Sunday, January 08, 2012

It came for me



'It's Guy Fawkes, Jim, but not as we know it, er, him' by Pants


I was just sitting there thinking ... I would rather go blind, than to see another Larrikin's End fireworks display. And then Barney shoved one of his fine vodkamisus in my free hand and, frankly, I don't remember much after that.

There was a boat involved. I think it was called the Poseidon? Maybe it was the Pontus. I remember it was one of the Greek nautical gods. I survived the experience, so maybe it was the latter. Barney vanished in a vodka vapour with a view to simultaneously appearing in all 2,011 of his Goblet of Fire venues at the stroke of midnight - I've given up wondering how he does that.

I remember what happened now. The commotion of Barney's departure alerted my lovely neighbour Ren. After we'd put out the fire, she invited me to a barbecue on her brother's boat. She didn't want me to be alone, for obvious reasons. The saying, 'fight fire with fire' must have originated in Australia because they've no sooner put out one than they're itching to start another.

I took some homemade lentil burgers I happened to have in the freezer to a barbecue on a boat in Australia, on New Year's Eve. It is a measure of the fine breeding of my hosts that I wasn't bludgeoned to death and thrown on the barbie myself, or fed to the sharks. My hosts, of course, served the finest shark'n'neeps to be found in Larrikin's End. The smell was extraordinary, but I just can't bear the thought of how cruelly neeps are killed these days, and I couldn't eat them.

Ren, after several glasses of Barney's special 2o11 vintage Russo-Barnique, became rather more animated than usual. That does tend to happen with Barney's top-of-the-range poisons. Anyway, she told me the story of the boat we were on. It had been a fishing trawler catching whiting and morwong. When her father and brother ran it, they'd used nets that trawled several feet above the sea floor, which they knew to be ecologically responsible. She told me that her late father was vehemently opposed to the destructive practice of bottom trawling. The old timers knew a thing or two about so-called sustainable fishing.

These days, Ren's brother runs the vessel as a leisure boat. It was an insanely pleasurable evening as we puttered about Lake Larrikin while the barbecue moaned about the indignity of having to grill my lentil burgers. The other guests, who incongruously comprised only middle-aged, divorced dads and their teenage daughters, occupied their time negotiating facebook access and trying to convince each other to either drink less or eat more.

I couldn't work out at first how this strange cohort could have come together. Then my canny friend Ann O'Dyne filled me in. She'd deduced that the mothers had already booked themselves into New Year's Eve parties, knowing that they'd be able to celebrate free from prying junior eyes. Having nabbed the offspring for the premium family event of Christmas Day, when the major and most memorable pay-off comes to the kids, they leave the dads with the lame-duck event of New Year's Eve. What's in it for kids? No presents - only the responsibility of having to sweat over a parent who is likely to want to get seriously pissed, because it may be the only time in the year when it's possible to do that with other like-minded souls. Now that is sad.

By the time it got to midnight, Barney's largesse had gotten the better of even Pants, who ought to know better after all these years of dealing with the devious little voligarch. You'll have guessed by now that the vodkamisu had more than a little something to do with it. Barney had prepared a special batch, which he assured me was child friendly. It was child friendly in the Timothy Leary sense of the expression. None of us can accurately recall what happened after we'd consumed Barney's special dessert. I think we can safely say, however, that the abandoning mothers might find themselves trumped in future years by the notoriously unreliable vodkamisu flashback, which tends to represent events in a much more rosy light than a standard memory might recall them.

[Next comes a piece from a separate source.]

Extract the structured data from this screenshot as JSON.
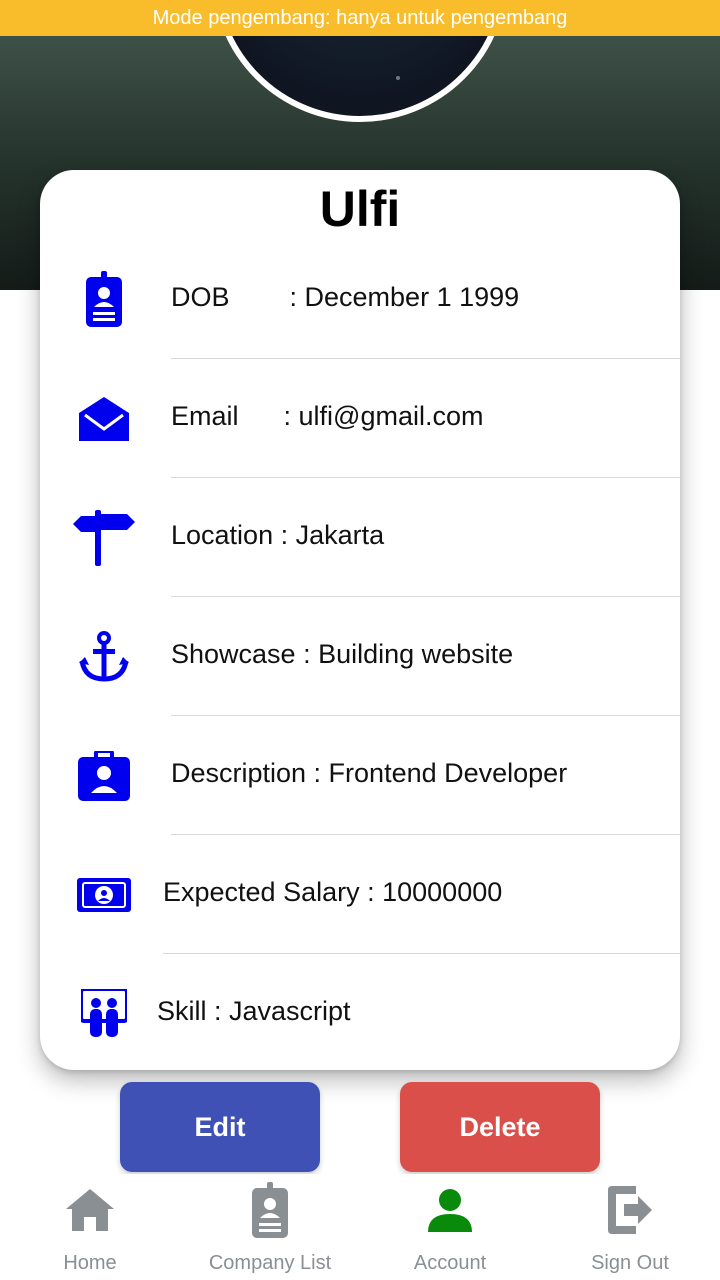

We all agreed that the Larrikin's End fireworks display was the best ever. We differed significantly on how long it had lasted. A couple of participants insist it's still going on, even as I write. I wish the dear man whose wife left him for a Thai cosmetic surgeon and his very lovely teenage daughter, would abandon the gum tree outside my house. He has taken on the persona of John Donne and persistently intones,

'and to 'scape stormy days, I choose an everlasting night'


while the daughter's pitched herself in the Longfellow camp, crying constantly,

'O father! I see a gleaming light, O say, what may it be?'

Oh, sorry innocent country people. Flashbacks - probably not something you've ever had to deal with before. Try to look on the, er, bright side. Plenty of people have made money out of documenting their psychosis.

I know Barney is a menace. But who can stop him now?